We had two Switchboards '10-Line Universal Calling' and these were always located in the Signals Office at Battalion HQ. From these two boards, telephone lines would radiate out to the six companies, with extensions going to the Commanding Officer, Adjutant, Intelligence Officer and Quartermaster. There would be a connection to the Brigade HQ switchboard as well as to the Artillery Battery Commander at Battalion HQ. During operations we would provide lines to the Platoon headquarters of the Carriers, 3-inch Mortars, Anti-Tank Guns and Pioneers. A message facility in the Signals Office used two of the switchboard terminals for sending and receiving messages. This left two spare for any special telephonic links, perhaps an Observation Post or a Standing Patrol.

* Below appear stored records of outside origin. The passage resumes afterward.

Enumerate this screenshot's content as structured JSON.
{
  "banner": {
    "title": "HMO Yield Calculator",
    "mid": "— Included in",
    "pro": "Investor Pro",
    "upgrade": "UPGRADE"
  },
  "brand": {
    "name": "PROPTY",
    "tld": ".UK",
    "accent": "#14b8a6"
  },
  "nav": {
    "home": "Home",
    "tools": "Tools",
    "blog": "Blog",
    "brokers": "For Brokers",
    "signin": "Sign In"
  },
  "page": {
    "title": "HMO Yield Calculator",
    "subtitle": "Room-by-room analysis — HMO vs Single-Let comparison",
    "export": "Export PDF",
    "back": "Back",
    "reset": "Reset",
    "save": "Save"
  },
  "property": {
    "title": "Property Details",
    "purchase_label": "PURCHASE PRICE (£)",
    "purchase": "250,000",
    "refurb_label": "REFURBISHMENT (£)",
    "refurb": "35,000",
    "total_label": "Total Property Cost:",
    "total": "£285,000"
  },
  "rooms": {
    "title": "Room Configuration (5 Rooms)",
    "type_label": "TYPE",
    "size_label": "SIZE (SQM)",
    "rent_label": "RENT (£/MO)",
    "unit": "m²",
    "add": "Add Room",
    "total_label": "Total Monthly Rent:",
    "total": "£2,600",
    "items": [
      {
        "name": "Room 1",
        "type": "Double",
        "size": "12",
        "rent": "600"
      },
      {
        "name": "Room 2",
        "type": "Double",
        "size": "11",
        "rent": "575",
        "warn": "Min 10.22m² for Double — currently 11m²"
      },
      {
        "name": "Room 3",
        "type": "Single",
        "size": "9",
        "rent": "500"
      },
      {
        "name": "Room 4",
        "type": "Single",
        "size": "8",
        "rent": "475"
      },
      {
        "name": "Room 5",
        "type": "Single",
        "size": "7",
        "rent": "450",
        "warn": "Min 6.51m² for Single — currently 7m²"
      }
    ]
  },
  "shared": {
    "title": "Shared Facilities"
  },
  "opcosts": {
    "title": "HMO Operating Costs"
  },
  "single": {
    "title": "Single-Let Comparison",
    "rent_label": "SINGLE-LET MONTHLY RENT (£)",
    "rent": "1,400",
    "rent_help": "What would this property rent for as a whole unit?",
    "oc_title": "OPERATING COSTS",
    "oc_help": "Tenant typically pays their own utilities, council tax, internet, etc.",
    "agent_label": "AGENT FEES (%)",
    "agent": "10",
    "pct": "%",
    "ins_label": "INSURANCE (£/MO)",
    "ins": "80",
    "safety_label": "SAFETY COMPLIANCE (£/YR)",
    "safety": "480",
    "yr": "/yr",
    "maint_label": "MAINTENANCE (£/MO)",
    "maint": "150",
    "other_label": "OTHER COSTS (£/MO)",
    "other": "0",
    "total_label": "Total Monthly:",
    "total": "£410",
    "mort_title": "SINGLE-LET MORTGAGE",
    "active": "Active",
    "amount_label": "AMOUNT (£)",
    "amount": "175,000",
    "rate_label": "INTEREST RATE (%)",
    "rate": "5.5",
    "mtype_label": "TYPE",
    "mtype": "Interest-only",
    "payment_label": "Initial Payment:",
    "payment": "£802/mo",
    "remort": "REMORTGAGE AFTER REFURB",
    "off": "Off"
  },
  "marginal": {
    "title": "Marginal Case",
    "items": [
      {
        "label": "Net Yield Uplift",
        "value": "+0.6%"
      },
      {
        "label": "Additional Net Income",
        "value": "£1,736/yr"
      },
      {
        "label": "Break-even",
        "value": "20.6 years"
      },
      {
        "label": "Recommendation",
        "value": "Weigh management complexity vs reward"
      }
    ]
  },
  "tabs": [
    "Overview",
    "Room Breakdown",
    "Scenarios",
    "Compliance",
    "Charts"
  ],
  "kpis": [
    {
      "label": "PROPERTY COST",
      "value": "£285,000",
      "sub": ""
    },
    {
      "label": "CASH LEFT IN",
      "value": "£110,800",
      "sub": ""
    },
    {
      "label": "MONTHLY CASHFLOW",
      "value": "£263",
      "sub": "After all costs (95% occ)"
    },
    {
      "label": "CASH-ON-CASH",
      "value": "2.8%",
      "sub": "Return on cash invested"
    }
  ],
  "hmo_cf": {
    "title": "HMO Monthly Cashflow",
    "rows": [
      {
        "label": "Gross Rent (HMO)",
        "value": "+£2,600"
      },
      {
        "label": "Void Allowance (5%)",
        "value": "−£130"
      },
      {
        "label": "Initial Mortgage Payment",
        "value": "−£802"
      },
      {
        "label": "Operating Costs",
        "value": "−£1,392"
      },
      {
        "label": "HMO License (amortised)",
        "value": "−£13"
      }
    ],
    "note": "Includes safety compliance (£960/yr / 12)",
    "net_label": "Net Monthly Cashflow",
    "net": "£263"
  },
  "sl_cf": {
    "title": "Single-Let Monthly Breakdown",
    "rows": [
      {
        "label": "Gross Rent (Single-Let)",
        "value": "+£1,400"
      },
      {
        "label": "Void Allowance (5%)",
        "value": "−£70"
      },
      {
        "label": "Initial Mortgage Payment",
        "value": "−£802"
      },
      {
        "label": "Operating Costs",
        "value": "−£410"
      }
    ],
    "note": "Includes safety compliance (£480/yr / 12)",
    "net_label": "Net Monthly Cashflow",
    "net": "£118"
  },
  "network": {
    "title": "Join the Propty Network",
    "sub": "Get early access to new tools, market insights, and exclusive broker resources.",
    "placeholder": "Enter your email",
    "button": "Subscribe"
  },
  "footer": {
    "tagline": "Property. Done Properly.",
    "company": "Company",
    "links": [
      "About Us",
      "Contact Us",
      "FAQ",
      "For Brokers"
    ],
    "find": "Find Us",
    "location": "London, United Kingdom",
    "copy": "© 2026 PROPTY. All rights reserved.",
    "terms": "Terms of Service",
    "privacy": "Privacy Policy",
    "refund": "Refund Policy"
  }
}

In the early months of the Second World War we trained using a field Switchboard 7+3: it had terminals for seven direct lines and three other telephones connected by a common terminal-bar to the exchange with only one jack used for answering. The operator would insert the plug into the jack and then had to identify the telephone caller; however, the conversation could be listened to by the other two telephone users as they shared the same circuit! We had a system of one ring, or two or three rings to make contact with them.
These illustrations courtesy www.museumoftechnology.org.uk
The Fullerphone increased the capacity of the battalion signal network as it could be used to send morse messages over the same lines being simultaneously used for speech, provided we connected to the telephone circuit via the switchboard a Superimposing Unit (one transformer) to cut out interference between the AC and DC circuits.